Refleksi Hardiknas, Indonesia Bersedia Introspeksi Diri

0
789

Jakarta — Memperingati Hari Pendidikan Nasional, Menteri Koordinator bidang Pembangunan Manusia dan Kebudayaan RI Puan Maharani berharap agar pendidikan di Indonesia semakin baik dan maju.

Hari Pendidikan Nasional bukan hanya satu hari diperingati dan dirayakan, melainkan menjadi jalan pemerintah untuk introspeksi dan menerima kritik dari berbagai pihak.

“Bukan hanya satu hari dirayakan. Tapi ya sebagai introspeksi berkelanjutan untuk pemerintah dan tentu pemerintah juga menerima kritik,” kata Puan seperti dikutip situs berita terkenal Medcomid ketika ditemui di Kemenko PMK, Jakarta, Rabu 2 Mei 2018.

Ia pun mempunyai sejumlah harapan untuk Hari Pendidikan Nasional ini, terutama untuk anak-anak yang berada di pinggiran.

“Saya harap pendidikan Tanah Air makin maju, terutama untuk anak-anak.

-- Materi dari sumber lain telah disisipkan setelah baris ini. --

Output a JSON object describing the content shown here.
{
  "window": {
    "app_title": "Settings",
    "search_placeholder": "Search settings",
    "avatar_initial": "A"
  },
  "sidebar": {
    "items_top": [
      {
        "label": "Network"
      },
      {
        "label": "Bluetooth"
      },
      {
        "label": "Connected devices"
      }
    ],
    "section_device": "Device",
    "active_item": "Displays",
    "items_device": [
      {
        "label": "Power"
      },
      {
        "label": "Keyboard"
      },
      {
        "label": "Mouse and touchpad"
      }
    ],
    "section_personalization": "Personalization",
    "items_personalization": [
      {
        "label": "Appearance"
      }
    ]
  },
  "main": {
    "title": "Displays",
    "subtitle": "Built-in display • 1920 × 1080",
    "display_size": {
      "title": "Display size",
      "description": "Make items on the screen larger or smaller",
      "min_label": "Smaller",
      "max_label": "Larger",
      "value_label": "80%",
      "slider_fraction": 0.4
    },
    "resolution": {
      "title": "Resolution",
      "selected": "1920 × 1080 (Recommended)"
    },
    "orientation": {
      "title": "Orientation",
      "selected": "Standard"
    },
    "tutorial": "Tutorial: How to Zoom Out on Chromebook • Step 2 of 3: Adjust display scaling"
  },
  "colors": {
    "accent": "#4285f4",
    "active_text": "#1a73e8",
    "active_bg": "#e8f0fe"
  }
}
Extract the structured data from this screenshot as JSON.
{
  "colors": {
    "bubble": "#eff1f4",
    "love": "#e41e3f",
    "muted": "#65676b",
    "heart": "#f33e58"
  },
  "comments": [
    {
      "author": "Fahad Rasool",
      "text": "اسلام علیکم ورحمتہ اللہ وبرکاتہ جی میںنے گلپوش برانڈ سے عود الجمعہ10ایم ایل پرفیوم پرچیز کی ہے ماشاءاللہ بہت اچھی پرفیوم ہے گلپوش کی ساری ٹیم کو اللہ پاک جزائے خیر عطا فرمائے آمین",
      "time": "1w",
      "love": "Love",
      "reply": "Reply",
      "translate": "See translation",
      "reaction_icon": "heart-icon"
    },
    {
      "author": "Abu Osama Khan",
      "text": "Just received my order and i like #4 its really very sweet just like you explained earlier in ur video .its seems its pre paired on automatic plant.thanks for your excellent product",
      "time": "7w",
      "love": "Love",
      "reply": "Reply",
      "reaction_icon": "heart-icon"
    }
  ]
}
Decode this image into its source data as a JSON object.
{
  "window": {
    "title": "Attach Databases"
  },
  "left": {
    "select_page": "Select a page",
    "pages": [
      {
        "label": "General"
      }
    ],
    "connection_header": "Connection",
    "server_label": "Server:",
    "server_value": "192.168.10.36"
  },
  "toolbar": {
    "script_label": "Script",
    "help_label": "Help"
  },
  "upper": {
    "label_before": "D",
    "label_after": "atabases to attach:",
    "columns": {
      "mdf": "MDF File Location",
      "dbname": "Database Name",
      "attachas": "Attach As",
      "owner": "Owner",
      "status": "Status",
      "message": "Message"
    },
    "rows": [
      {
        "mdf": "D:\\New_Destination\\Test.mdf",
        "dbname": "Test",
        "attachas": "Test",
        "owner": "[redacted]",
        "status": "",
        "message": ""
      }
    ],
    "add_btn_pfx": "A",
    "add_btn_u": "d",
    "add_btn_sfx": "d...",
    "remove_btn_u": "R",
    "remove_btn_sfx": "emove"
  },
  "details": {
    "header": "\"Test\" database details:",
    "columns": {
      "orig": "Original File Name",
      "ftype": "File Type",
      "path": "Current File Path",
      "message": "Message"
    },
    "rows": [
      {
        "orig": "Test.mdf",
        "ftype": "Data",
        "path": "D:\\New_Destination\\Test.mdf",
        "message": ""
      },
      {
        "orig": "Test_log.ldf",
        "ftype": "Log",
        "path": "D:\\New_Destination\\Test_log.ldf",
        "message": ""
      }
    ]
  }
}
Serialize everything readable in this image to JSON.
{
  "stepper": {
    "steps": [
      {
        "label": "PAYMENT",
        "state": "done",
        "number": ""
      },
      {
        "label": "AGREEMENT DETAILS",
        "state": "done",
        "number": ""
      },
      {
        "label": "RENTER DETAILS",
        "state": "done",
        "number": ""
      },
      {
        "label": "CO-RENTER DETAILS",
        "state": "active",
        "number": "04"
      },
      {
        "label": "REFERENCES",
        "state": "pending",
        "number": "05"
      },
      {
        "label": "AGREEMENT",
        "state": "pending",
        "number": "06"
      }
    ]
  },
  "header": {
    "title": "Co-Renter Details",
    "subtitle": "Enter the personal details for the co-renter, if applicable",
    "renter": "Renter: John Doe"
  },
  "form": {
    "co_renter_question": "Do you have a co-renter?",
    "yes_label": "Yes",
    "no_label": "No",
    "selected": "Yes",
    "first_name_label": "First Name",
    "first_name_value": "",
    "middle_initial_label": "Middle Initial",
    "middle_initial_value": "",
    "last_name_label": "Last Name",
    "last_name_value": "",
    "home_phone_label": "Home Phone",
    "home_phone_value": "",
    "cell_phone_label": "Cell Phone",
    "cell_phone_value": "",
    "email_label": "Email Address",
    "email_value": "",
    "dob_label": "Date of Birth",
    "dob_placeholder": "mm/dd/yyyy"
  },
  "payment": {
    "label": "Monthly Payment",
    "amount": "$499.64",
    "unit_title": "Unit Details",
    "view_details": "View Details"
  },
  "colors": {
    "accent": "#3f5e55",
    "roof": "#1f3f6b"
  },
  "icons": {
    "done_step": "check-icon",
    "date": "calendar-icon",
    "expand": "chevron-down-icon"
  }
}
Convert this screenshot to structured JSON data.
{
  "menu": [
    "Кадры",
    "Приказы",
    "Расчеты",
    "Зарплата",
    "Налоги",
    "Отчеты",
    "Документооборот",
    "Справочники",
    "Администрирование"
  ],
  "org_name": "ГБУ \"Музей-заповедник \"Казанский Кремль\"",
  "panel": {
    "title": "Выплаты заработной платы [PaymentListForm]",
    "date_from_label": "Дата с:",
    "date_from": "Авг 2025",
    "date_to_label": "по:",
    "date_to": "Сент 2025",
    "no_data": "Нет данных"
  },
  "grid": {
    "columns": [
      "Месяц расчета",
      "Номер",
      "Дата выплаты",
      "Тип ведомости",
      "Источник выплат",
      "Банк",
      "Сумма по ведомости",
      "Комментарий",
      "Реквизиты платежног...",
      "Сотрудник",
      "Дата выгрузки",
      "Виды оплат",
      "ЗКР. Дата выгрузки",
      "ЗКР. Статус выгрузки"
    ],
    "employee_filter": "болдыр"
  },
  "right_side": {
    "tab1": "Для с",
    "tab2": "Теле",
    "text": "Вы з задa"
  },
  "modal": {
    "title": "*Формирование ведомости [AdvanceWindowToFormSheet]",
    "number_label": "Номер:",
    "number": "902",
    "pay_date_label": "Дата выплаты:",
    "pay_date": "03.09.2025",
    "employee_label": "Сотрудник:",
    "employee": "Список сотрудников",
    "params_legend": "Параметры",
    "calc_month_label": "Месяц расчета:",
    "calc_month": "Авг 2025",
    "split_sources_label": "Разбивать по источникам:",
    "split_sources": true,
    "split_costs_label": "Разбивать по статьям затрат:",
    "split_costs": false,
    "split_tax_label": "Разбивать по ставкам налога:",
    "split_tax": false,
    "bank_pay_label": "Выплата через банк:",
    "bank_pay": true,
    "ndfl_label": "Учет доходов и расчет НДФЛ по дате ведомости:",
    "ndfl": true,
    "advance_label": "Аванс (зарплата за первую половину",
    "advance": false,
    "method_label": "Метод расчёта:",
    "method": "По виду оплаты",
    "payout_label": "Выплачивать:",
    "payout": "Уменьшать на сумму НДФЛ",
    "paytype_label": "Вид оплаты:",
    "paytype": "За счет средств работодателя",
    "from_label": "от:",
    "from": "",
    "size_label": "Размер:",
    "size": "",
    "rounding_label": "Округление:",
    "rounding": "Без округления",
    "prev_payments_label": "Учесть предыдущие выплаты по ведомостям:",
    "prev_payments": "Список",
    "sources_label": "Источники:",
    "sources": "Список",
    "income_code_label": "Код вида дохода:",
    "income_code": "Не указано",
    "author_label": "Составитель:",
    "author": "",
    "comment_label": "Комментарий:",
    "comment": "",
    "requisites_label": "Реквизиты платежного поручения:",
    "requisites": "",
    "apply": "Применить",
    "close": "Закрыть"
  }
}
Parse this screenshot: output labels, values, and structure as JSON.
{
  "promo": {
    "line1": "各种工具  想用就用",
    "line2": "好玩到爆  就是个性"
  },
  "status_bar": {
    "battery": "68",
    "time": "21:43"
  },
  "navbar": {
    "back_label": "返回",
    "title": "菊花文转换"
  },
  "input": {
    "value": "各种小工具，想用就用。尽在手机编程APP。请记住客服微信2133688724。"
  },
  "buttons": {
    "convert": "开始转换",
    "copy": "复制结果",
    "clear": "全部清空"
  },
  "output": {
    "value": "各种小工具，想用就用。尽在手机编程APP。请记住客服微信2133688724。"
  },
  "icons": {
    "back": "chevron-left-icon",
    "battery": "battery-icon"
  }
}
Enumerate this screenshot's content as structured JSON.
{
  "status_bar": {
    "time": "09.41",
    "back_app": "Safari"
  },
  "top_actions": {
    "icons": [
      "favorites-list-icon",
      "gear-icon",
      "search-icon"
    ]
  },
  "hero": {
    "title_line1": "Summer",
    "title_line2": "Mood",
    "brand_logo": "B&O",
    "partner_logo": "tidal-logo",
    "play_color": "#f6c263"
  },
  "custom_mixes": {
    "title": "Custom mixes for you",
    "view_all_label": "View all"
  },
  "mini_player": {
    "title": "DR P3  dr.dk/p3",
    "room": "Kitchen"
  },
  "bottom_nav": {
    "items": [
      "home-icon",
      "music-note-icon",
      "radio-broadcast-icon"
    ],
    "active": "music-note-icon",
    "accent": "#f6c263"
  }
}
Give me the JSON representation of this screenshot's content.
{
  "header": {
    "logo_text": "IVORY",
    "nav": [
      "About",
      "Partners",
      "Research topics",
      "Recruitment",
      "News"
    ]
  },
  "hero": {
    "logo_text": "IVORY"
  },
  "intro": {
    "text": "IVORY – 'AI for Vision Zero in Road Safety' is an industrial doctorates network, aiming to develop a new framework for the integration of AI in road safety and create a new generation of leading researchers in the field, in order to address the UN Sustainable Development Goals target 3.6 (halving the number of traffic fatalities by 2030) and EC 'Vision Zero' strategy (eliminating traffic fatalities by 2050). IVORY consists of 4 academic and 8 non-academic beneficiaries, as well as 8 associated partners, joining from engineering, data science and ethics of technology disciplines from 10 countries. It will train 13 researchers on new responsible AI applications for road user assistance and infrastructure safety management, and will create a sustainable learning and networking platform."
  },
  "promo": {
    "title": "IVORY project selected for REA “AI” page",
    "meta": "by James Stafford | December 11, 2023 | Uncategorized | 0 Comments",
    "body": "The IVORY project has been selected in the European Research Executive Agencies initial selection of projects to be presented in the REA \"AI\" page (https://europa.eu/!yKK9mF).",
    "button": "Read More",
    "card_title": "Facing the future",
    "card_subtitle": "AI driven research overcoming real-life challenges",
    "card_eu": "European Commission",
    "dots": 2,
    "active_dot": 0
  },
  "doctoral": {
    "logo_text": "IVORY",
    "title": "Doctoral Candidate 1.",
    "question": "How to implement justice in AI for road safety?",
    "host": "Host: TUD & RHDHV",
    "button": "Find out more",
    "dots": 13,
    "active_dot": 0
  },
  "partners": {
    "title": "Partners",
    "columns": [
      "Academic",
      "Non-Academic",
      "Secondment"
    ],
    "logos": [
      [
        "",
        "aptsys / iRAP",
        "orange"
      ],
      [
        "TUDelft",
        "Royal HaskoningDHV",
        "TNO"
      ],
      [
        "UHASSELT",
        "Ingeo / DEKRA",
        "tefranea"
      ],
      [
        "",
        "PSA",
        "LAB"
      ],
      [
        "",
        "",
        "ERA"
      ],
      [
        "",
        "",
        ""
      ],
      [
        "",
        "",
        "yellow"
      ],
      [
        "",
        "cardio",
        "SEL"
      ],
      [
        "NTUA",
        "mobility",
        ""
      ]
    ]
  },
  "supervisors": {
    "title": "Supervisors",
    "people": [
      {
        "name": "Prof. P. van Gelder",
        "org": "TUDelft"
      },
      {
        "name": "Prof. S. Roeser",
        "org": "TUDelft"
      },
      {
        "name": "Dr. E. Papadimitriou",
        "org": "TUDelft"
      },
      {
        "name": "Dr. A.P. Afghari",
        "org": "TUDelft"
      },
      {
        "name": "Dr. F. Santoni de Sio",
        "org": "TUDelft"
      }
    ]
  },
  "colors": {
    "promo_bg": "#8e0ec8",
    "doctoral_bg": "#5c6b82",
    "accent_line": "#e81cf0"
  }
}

Saya ingin anak-anak kita mendapatkan pendidikan yang layak,” ujar dia.

Dari tahun ke tahun, katanya, Pemerintah Indonesia memang kerap mengevaluasi kurikulum pendidikan. Evaluasi tak hanya berhenti di situ, melainkan juga menyangkut tenaga pengajar.

“Evaluasi ini juga tidak hanya di kurikulum tetapi juga disesuaikan dengan tenaga pengajar yang ada. Apalagi ketersediaan tenaga pengajar di sekolah-sekolah pinggiran,” tuturnya.

Terkait dengan Kartu Indonesia Pintar (KIP), ia menambahkan, selama ini pemerintah telah bekerja keras untuk menyalurkan setidaknya 19,7 juta KIP untuk sebagian anak-anak Indonesia.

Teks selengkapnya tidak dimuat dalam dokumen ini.